Wasdell helped the Dodgers win the 1941 National League pennant. Appearing in 94 games, including 46 as a starting outfielder, Wasdell batted .298 in 287 plate appearances, collecting 79 hits. In the World Series, he appeared in three games, with five at bats; he made one hit, batting for Joe Medwick, Wasdell connected for a double against pitcher Atley Donald of the New York Yankees in the fourth inning of Game 5, the Series' final contest. His flyout out to Joe Dimaggio ended the 1941 World Series, the Yankees had defeated the Dodgers, four games to one.

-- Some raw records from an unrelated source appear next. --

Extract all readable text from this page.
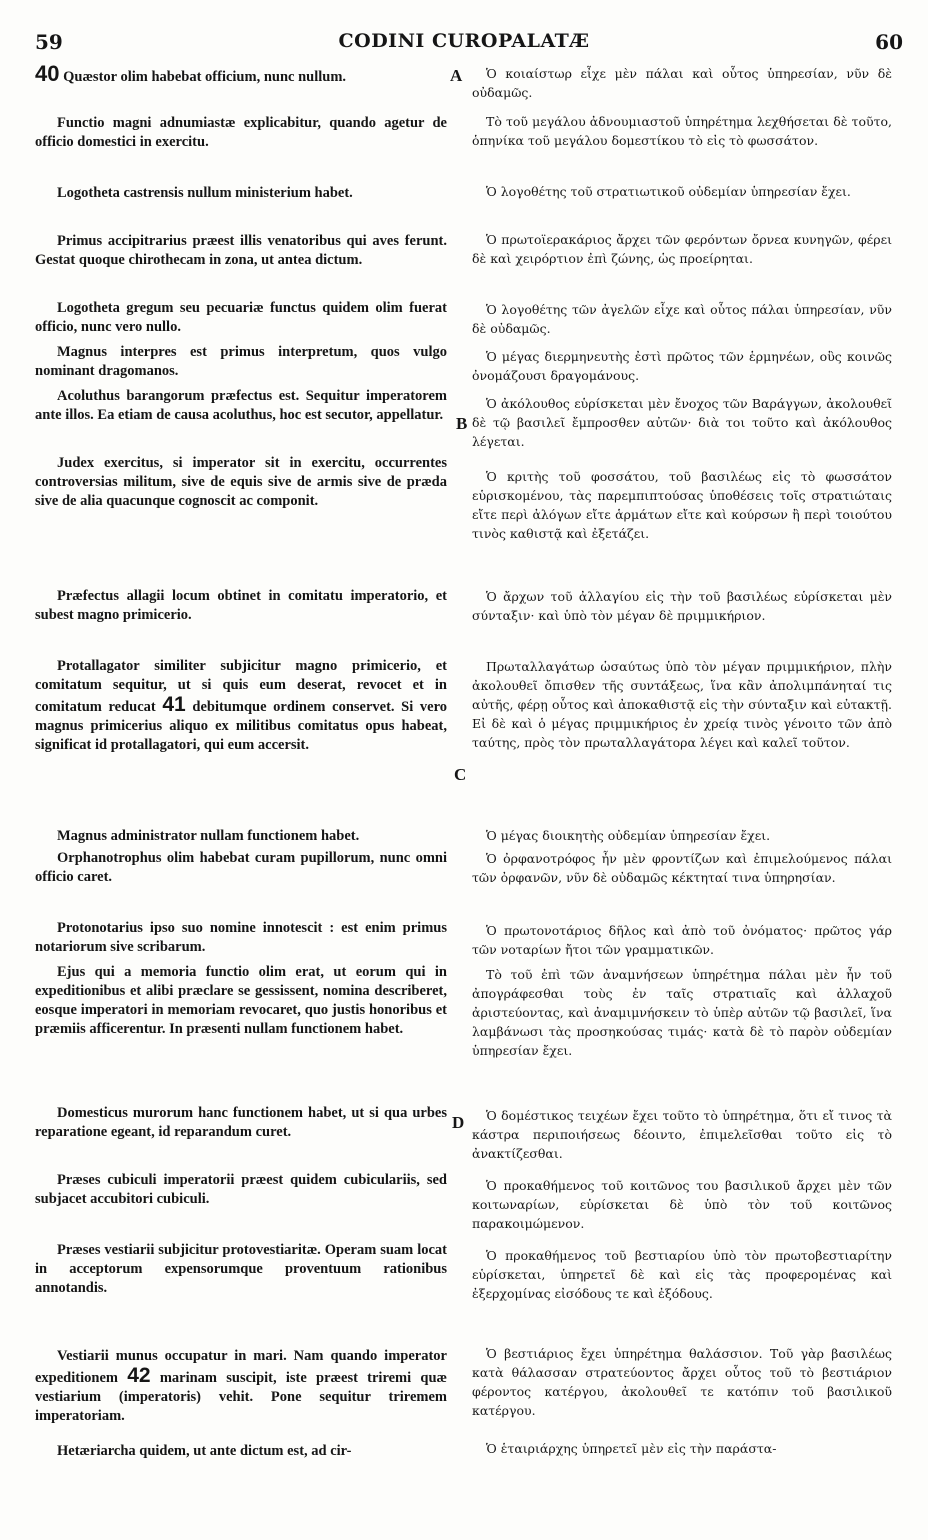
59	CODINI CUROPALATÆ	60
40 Quæstor olim habebat officium, nunc nullum.
Functio magni adnumiastæ explicabitur, quando agetur de officio domestici in exercitu.
Logotheta castrensis nullum ministerium habet.
Primus accipitrarius præest illis venatoribus qui aves ferunt. Gestat quoque chirothecam in zona, ut antea dictum.
Logotheta gregum seu pecuariæ functus quidem olim fuerat officio, nunc vero nullo.
Magnus interpres est primus interpretum, quos vulgo nominant dragomanos.
Acoluthus barangorum præfectus est. Sequitur imperatorem ante illos. Ea etiam de causa acoluthus, hoc est secutor, appellatur.
Judex exercitus, si imperator sit in exercitu, occurrentes controversias militum, sive de equis sive de armis sive de præda sive de alia quacunque cognoscit ac componit.
Præfectus allagii locum obtinet in comitatu imperatorio, et subest magno primicerio.
Protallagator similiter subjicitur magno primicerio, et comitatum sequitur, ut si quis eum deserat, revocet et in comitatum reducat 41 debitumque ordinem conservet. Si vero magnus primicerius aliquo ex militibus comitatus opus habeat, significat id protallagatori, qui eum accersit.
Magnus administrator nullam functionem habet.
Orphanotrophus olim habebat curam pupillorum, nunc omni officio caret.
Protonotarius ipso suo nomine innotescit : est enim primus notariorum sive scribarum.
Ejus qui a memoria functio olim erat, ut eorum qui in expeditionibus et alibi præclare se gessissent, nomina describeret, eosque imperatori in memoriam revocaret, quo justis honoribus et præmiis afficerentur. In præsenti nullam functionem habet.
Domesticus murorum hanc functionem habet, ut si qua urbes reparatione egeant, id reparandum curet.
Præses cubiculi imperatorii præest quidem cubiculariis, sed subjacet accubitori cubiculi.
Præses vestiarii subjicitur protovestiaritæ. Operam suam locat in acceptorum expensorumque proventuum rationibus annotandis.
Vestiarii munus occupatur in mari. Nam quando imperator expeditionem 42 marinam suscipit, iste præest triremi quæ vestiarium (imperatoris) vehit. Pone sequitur triremem imperatoriam.
Hetæriarcha quidem, ut ante dictum est, ad cir-
A
B
C
D
Ὁ κοιαίστωρ εἶχε μὲν πάλαι καὶ οὗτος ὑπηρεσίαν, νῦν δὲ οὐδαμῶς.
Τὸ τοῦ μεγάλου ἀδνουμιαστοῦ ὑπηρέτημα λεχθήσεται δὲ τοῦτο, ὁπηνίκα τοῦ μεγάλου δομεστίκου τὸ εἰς τὸ φωσσάτον.
Ὁ λογοθέτης τοῦ στρατιωτικοῦ οὐδεμίαν ὑπηρεσίαν ἔχει.
Ὁ πρωτοϊερακάριος ἄρχει τῶν φερόντων ὄρνεα κυνηγῶν, φέρει δὲ καὶ χειρόρτιον ἐπὶ ζώνης, ὡς προείρηται.
Ὁ λογοθέτης τῶν ἀγελῶν εἶχε καὶ οὗτος πάλαι ὑπηρεσίαν, νῦν δὲ οὐδαμῶς.
Ὁ μέγας διερμηνευτὴς ἐστὶ πρῶτος τῶν ἑρμηνέων, οὓς κοινῶς ὀνομάζουσι δραγομάνους.
Ὁ ἀκόλουθος εὑρίσκεται μὲν ἔνοχος τῶν Βαράγγων, ἀκολουθεῖ δὲ τῷ βασιλεῖ ἔμπροσθεν αὐτῶν· διὰ τοι τοῦτο καὶ ἀκόλουθος λέγεται.
Ὁ κριτὴς τοῦ φοσσάτου, τοῦ βασιλέως εἰς τὸ φωσσάτον εὑρισκομένου, τὰς παρεμπιπτούσας ὑποθέσεις τοῖς στρατιώταις εἴτε περὶ ἀλόγων εἴτε ἁρμάτων εἴτε καὶ κούρσων ἢ περὶ τοιούτου τινὸς καθιστᾷ καὶ ἐξετάζει.
Ὁ ἄρχων τοῦ ἀλλαγίου εἰς τὴν τοῦ βασιλέως εὑρίσκεται μὲν σύνταξιν· καὶ ὑπὸ τὸν μέγαν δὲ πριμμικήριον.
Πρωταλλαγάτωρ ὡσαύτως ὑπὸ τὸν μέγαν πριμμικήριον, πλὴν ἀκολουθεῖ ὄπισθεν τῆς συντάξεως, ἵνα κἂν ἀπολιμπάνηταί τις αὐτῆς, φέρῃ οὗτος καὶ ἀποκαθιστᾷ εἰς τὴν σύνταξιν καὶ εὐτακτῇ. Εἰ δὲ καὶ ὁ μέγας πριμμικήριος ἐν χρείᾳ τινὸς γένοιτο τῶν ἀπὸ ταύτης, πρὸς τὸν πρωταλλαγάτορα λέγει καὶ καλεῖ τοῦτον.
Ὁ μέγας διοικητὴς οὐδεμίαν ὑπηρεσίαν ἔχει.
Ὁ ὀρφανοτρόφος ἦν μὲν φροντίζων καὶ ἐπιμελούμενος πάλαι τῶν ὀρφανῶν, νῦν δὲ οὐδαμῶς κέκτηταί τινα ὑπηρησίαν.
Ὁ πρωτονοτάριος δῆλος καὶ ἀπὸ τοῦ ὀνόματος· πρῶτος γάρ τῶν νοταρίων ἤτοι τῶν γραμματικῶν.
Τὸ τοῦ ἐπὶ τῶν ἀναμνήσεων ὑπηρέτημα πάλαι μὲν ἦν τοῦ ἀπογράφεσθαι τοὺς ἐν ταῖς στρατιαῖς καὶ ἀλλαχοῦ ἀριστεύοντας, καὶ ἀναμιμνήσκειν τὸ ὑπὲρ αὐτῶν τῷ βασιλεῖ, ἵνα λαμβάνωσι τὰς προσηκούσας τιμάς· κατὰ δὲ τὸ παρὸν οὐδεμίαν ὑπηρεσίαν ἔχει.
Ὁ δομέστικος τειχέων ἔχει τοῦτο τὸ ὑπηρέτημα, ὅτι εἴ τινος τὰ κάστρα περιποιήσεως δέοιντο, ἐπιμελεῖσθαι τοῦτο εἰς τὸ ἀνακτίζεσθαι.
Ὁ προκαθήμενος τοῦ κοιτῶνος του βασιλικοῦ ἄρχει μὲν τῶν κοιτωναρίων, εὑρίσκεται δὲ ὑπὸ τὸν τοῦ κοιτῶνος παρακοιμώμενον.
Ὁ προκαθήμενος τοῦ βεστιαρίου ὑπὸ τὸν πρωτοβεστιαρίτην εὑρίσκεται, ὑπηρετεῖ δὲ καὶ εἰς τὰς προφερομένας καὶ ἐξερχομίνας εἰσόδους τε καὶ ἐξόδους.
Ὁ βεστιάριος ἔχει ὑπηρέτημα θαλάσσιον. Τοῦ γὰρ βασιλέως κατὰ θάλασσαν στρατεύοντος ἄρχει οὗτος τοῦ τὸ βεστιάριον φέροντος κατέργου, ἀκολουθεῖ τε κατόπιν τοῦ βασιλικοῦ κατέργου.
Ὁ ἑταιριάρχης ὑπηρετεῖ μὲν εἰς τὴν παράστα-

In 11 MLB seasons, Wasdell played in 888 games and had 2,866 at bats, 339 runs, 782 hits, 109 doubles, 34 triples, 29 home runs, 341 runs batted in, 29 stolen bases, 243 walks, .273 batting average, .332 on-base percentage, .365 slugging percentage, 1,046 total bases and 39 sacrifice hits. Defensively, he recorded a .981 fielding percentage playing primarily at first base and at all three outfield positions. Including minor league service, Wasdell played for 15 seasons (1935–1950) in Organized Baseball. Wasdell's best season was 1945 when he batted an even .300 with 150 hits in 500 at bats for the Philadelphia Phillies.

After his MLB career he managed in the minor leagues and for many years he owned a bar, 'Wasdell's Dugout', in Willoughby, Ohio, an eastside suburb of Cleveland.

He died in New Port Richey, Florida at the age of 69.